Computer scientists and engineers often don’t know that recording a person’s name against erstwhile anonymous data is technically an act of collection. Even if the consent form signed at the time of the original collection includes a disclaimer that absolute anonymity cannot be guaranteed, re-identifying the information later signifies a new collection. The new collection of personal information requires its own consent; the original disclaimer does not apply when third parties take data and process it beyond the original purpose for collection. Educating those with this capability about the legal meaning of collection should restrain the misuse of DNA data, at least in those jurisdictions that strive to enforce the OECD principles.

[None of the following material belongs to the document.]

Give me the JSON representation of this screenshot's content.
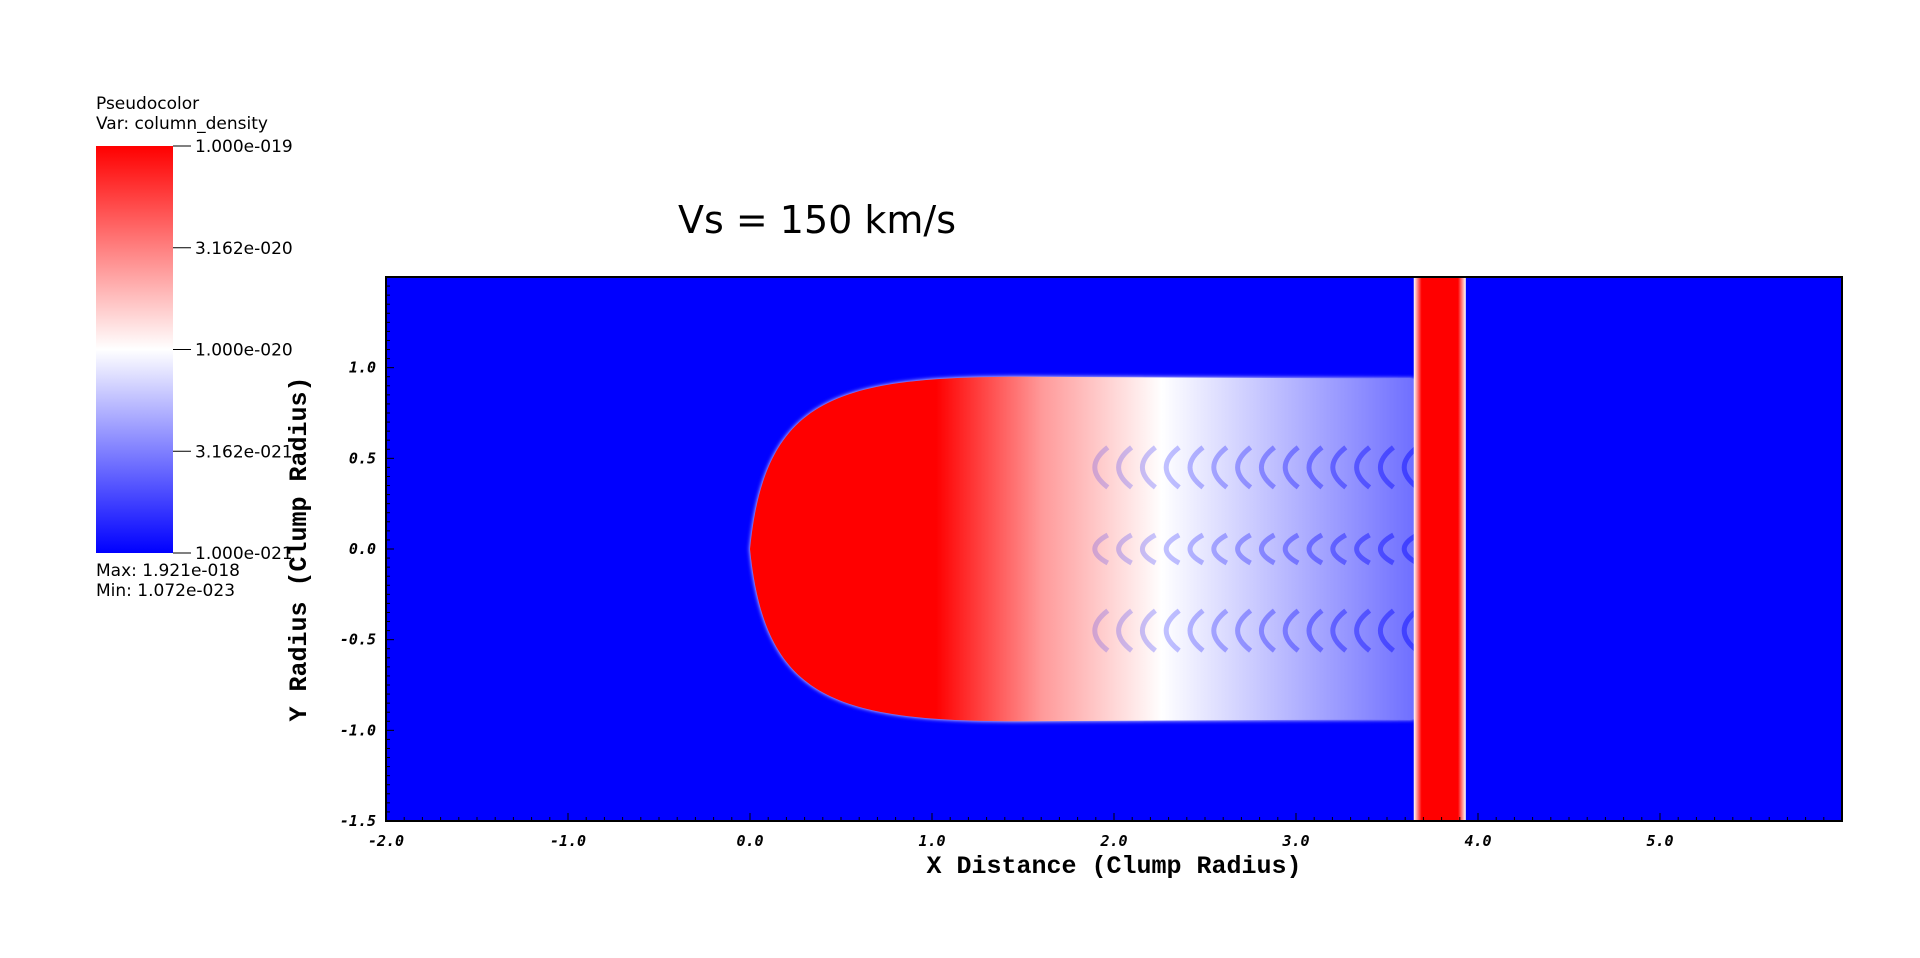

It also implies that bioinformaticians working “with little more than the Internet” to attach names to samples may need ethics approval, just as they would if they were taking fresh samples from the people concerned.

Stephen Wilson
Lockstep Consulting Pty Ltd
Five Dock Sydney, NSW 2046, Australia.
E-mail: swilson@lockstep.com.au

Recap

Let’s assume Subject S donates their DNA, ostensibly anonymously, to a Researcher R1, under some consent arrangement which concedes there is a possibility that S will be re-identified.And indeed, some time later, an independent researcher R2 does identify S as belonging to the DNA sample.The fact that many commentators seem oblivious to is this: R2 has Collected Personal Information (or PII) about S.*If R2 has no relationship with S, then S has not consented to this new collection of her PII.In jurisdictions with strict Collection Limitation (like the EU, Australia and elsewhere) then it is a privacy breach for R2 to collect PII by way of DNA re-identification without express consent, regardless of whether R1 has conceded to S that it might happen.Even in the US, where the protections might not be so strict, there remains a question of ethics: should R2 conduct themselves in a manner that might be unlawful in other places?

* Footnote: The collection by R2 of PII about S in this case is indirect (or algorithmic), but nevertheless is a fresh collection. Logically, if anonymous data is converted into identifiable data, then PII has been collected. In most cases, the Collection Limitation principle in privacy is technology neutral. Privacy laws do not generally care how PII is collected; if PII is created by some process (such as re-identification) then privacy principles still apply. And this is what consumers would expect. If a Big Data process allows an organisation to work out insights about people without having to ask them explicit questions (which is precisely why Big Data is so valuable to business and governments), then the individuals concerned should expect that privacy principles still apply.

Follow up

In an interview with Science Magazine on Jan 18, the Whitehead Institute’s Melissa Gymrek discussed the re-identification methods, and the potential to protect against them. She concluded: “I think we really need to learn to deal with the fact that we cannot ever make data sets truly anonymous, and that I think the key will be in regulating how we are allowed to use this genetic data to prevent it from being used maliciously.”.

I agree completely. We need regulations. Elsewhere I’ve argued that anonymity is an inadequate way to protect privacy, and that we need a balance of regulations and Privacy Enhancing Technologies. And it’s for this reason that I am not fatalistic about the fact that anonymity can be broken, because we have (and will always need) the procedural means to see that privacy is still preserved.